Micro-cities Lead in Total Integration
Roderick Bates, associate and senior environmental researcher at KieranTimberlake, explained that today’s definition of high performance is not only specific to the region, but also to the type of building and how it will be used. A single solution no longer covers everything; instead, the need exists for an integrated team and the belief that lifecycle costs will be lower if individuals spend more on intellectual effort upfront and less on the hardware. Many of the same challenges cities face today have been identified by the “micro city” of Penn State University’s University Park, PA, campus, which has focused on the total integration of campus-wide energy conservation efforts. According to Ian Salada, manager of engineering services, Office of Physical Plant, strategies that ensure efficient building operation from the beginning, combined with continuous commissioning, are paramount.

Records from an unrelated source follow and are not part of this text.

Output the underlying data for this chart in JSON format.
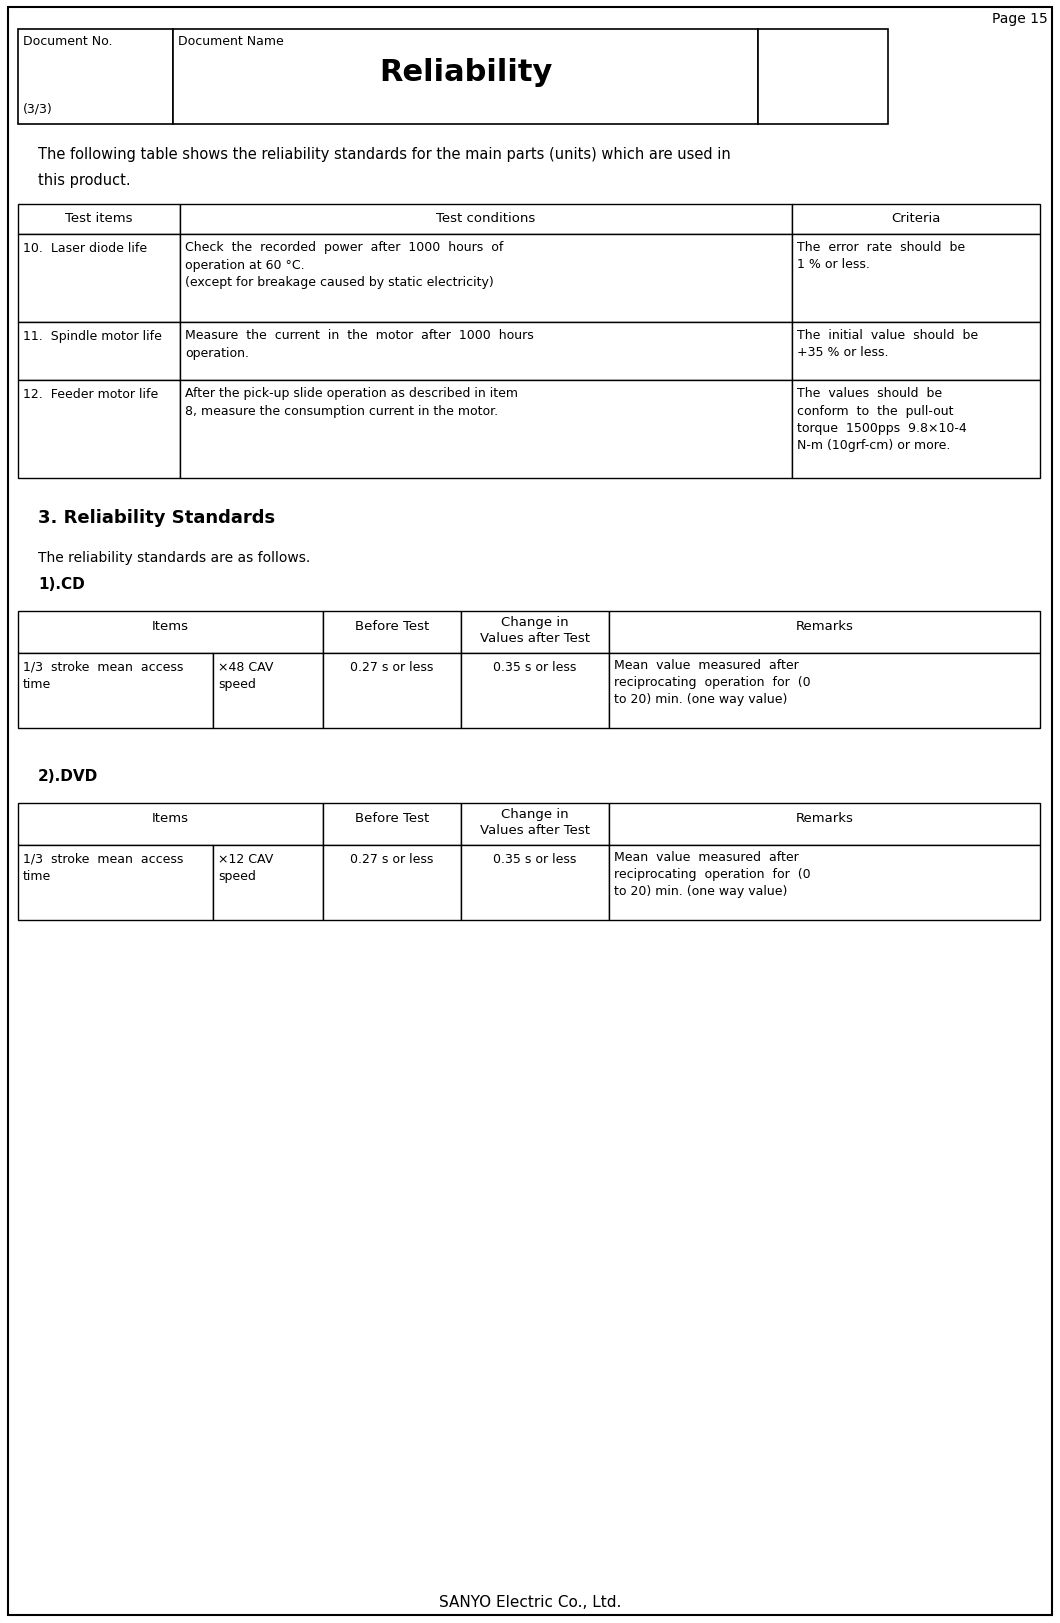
{
  "page_number": "Page 15",
  "header": {
    "doc_no_label": "Document No.",
    "doc_no_value": "(3/3)",
    "doc_name_label": "Document Name",
    "doc_title": "Reliability"
  },
  "intro_text_line1": "The following table shows the reliability standards for the main parts (units) which are used in",
  "intro_text_line2": "this product.",
  "main_table_headers": [
    "Test items",
    "Test conditions",
    "Criteria"
  ],
  "main_table_rows": [
    {
      "col1": "10.  Laser diode life",
      "col2": "Check  the  recorded  power  after  1000  hours  of\noperation at 60 °C.\n(except for breakage caused by static electricity)",
      "col3": "The  error  rate  should  be\n1 % or less."
    },
    {
      "col1": "11.  Spindle motor life",
      "col2": "Measure  the  current  in  the  motor  after  1000  hours\noperation.",
      "col3": "The  initial  value  should  be\n+35 % or less."
    },
    {
      "col1": "12.  Feeder motor life",
      "col2": "After the pick-up slide operation as described in item\n8, measure the consumption current in the motor.",
      "col3": "The  values  should  be\nconform  to  the  pull-out\ntorque  1500pps  9.8×10-4\nN-m (10grf-cm) or more."
    }
  ],
  "section3_title": "3. Reliability Standards",
  "section3_text": "The reliability standards are as follows.",
  "cd_label": "1).CD",
  "cd_table_headers": [
    "Items",
    "Before Test",
    "Change in\nValues after Test",
    "Remarks"
  ],
  "cd_row": {
    "col1": "1/3  stroke  mean  access\ntime",
    "col2": "×48 CAV\nspeed",
    "col3": "0.27 s or less",
    "col4": "0.35 s or less",
    "col5": "Mean  value  measured  after\nreciprocating  operation  for  (0\nto 20) min. (one way value)"
  },
  "dvd_label": "2).DVD",
  "dvd_row": {
    "col1": "1/3  stroke  mean  access\ntime",
    "col2": "×12 CAV\nspeed",
    "col3": "0.27 s or less",
    "col4": "0.35 s or less",
    "col5": "Mean  value  measured  after\nreciprocating  operation  for  (0\nto 20) min. (one way value)"
  },
  "footer": "SANYO Electric Co., Ltd.",
  "bg_color": "#ffffff",
  "border_color": "#000000"
}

“It can take up to five years to get a building working properly,” Salada said. “Commissioning a building helps ensure that each system will operate, but it doesn’t mean each system operates properly.”

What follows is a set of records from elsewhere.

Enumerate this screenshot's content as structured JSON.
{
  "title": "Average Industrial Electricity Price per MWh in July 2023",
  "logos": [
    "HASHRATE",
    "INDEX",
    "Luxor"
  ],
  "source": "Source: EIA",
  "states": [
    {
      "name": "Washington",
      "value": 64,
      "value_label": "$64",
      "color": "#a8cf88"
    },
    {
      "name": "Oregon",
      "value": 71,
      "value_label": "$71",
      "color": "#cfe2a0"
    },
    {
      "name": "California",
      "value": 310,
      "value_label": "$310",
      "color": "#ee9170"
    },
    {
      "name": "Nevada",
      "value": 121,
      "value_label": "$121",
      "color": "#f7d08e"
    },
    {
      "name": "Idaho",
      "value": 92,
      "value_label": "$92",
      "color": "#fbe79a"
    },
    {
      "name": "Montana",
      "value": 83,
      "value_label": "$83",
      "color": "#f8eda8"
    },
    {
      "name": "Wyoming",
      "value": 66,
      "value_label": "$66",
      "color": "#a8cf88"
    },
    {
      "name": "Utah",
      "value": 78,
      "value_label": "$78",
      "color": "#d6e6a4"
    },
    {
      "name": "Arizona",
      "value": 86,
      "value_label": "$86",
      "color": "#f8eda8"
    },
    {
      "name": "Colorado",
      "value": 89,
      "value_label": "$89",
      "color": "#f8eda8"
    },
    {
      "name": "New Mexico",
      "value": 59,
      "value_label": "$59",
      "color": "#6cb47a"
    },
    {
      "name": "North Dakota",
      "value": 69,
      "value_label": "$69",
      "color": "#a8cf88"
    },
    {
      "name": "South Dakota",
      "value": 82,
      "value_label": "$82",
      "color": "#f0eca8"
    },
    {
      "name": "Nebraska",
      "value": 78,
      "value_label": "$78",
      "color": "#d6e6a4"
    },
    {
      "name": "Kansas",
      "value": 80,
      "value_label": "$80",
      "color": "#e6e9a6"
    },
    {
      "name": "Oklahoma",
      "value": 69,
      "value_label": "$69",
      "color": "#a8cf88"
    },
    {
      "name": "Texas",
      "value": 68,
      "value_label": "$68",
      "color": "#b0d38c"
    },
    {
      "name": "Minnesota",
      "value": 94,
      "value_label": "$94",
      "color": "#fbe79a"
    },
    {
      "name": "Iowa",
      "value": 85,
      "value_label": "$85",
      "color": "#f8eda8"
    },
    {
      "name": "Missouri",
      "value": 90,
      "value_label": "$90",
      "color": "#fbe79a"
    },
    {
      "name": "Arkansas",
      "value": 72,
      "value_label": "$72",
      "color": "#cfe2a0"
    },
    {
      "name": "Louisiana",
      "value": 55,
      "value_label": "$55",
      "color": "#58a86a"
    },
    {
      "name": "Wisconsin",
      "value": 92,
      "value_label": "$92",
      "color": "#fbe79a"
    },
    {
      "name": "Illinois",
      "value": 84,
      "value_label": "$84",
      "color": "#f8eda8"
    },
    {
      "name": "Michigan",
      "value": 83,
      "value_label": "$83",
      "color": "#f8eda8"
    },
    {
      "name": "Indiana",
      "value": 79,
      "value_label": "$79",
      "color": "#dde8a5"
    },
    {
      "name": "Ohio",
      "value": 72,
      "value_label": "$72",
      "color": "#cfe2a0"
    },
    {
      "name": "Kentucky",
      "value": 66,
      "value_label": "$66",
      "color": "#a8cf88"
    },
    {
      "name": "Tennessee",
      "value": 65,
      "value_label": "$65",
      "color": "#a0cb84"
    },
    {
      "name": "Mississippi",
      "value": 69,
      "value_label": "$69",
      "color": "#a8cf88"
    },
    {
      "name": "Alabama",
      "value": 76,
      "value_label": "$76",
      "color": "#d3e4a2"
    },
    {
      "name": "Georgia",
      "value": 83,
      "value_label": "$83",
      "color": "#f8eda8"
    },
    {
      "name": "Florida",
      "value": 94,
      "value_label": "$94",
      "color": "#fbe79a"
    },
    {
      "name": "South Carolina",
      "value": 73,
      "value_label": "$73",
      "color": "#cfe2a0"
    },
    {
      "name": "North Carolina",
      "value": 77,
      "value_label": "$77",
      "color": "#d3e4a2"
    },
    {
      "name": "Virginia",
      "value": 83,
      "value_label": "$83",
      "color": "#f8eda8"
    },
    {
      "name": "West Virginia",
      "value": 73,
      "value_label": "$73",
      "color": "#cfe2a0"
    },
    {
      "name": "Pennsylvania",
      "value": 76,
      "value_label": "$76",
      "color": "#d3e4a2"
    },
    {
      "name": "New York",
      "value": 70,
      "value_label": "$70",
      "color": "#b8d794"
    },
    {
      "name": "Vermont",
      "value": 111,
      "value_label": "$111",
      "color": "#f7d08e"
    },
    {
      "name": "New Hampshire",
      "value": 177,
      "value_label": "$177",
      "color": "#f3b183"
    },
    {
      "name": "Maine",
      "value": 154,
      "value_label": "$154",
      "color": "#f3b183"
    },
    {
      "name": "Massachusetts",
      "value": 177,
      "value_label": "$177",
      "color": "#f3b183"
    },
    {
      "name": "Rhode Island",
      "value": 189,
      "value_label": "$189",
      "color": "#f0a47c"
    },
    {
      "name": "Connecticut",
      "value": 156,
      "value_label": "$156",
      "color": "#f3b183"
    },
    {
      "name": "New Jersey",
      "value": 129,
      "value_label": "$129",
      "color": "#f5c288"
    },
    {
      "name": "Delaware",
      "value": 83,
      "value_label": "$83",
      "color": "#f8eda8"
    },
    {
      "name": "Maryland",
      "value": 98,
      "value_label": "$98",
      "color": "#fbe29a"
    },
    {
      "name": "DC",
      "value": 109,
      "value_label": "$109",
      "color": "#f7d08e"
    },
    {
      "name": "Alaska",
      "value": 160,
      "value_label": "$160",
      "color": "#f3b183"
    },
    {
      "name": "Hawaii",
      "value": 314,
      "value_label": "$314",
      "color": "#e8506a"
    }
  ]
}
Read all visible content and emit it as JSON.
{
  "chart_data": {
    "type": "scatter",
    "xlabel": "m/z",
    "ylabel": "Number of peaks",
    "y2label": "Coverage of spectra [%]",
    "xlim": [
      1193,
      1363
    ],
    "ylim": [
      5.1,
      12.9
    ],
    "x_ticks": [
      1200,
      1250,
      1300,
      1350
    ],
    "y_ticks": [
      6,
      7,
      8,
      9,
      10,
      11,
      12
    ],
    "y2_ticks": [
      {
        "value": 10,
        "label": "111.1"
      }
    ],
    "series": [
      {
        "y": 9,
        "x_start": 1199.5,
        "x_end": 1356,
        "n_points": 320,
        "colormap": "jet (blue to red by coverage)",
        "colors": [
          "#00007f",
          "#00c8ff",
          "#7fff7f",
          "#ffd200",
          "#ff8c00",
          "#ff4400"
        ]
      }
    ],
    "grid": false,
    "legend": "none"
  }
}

Continuous commissioning is a solution that larger cities can adopt, along with diagnostic monitoring by building automation systems (BAS) and ensuring that system selections match the scale, function and occupancy of a building. As the Penn State campus experience demonstrates, even though a “micro city,” compared to a larger one, has better control of both demand and consumption, buildings require ongoing adjustment to maintain optimization.
The City of Philadelphia has taken a progressive stance on building efficiency. For example, the city is requiring all buildings in the city over 50,000 square feet to document and disclose energy consumption, allowing tenants to see building efficiencies for themselves and rank competing buildings. Nonetheless, achieving the high levels of efficiency now sought by Philadelphia and others on the energy efficiency frontier will stretch current resources. As Freihaut has observed, “the required technologies exist, but the goals cannot be met without a new way of thinking about those technologies and how they can relate to one another.”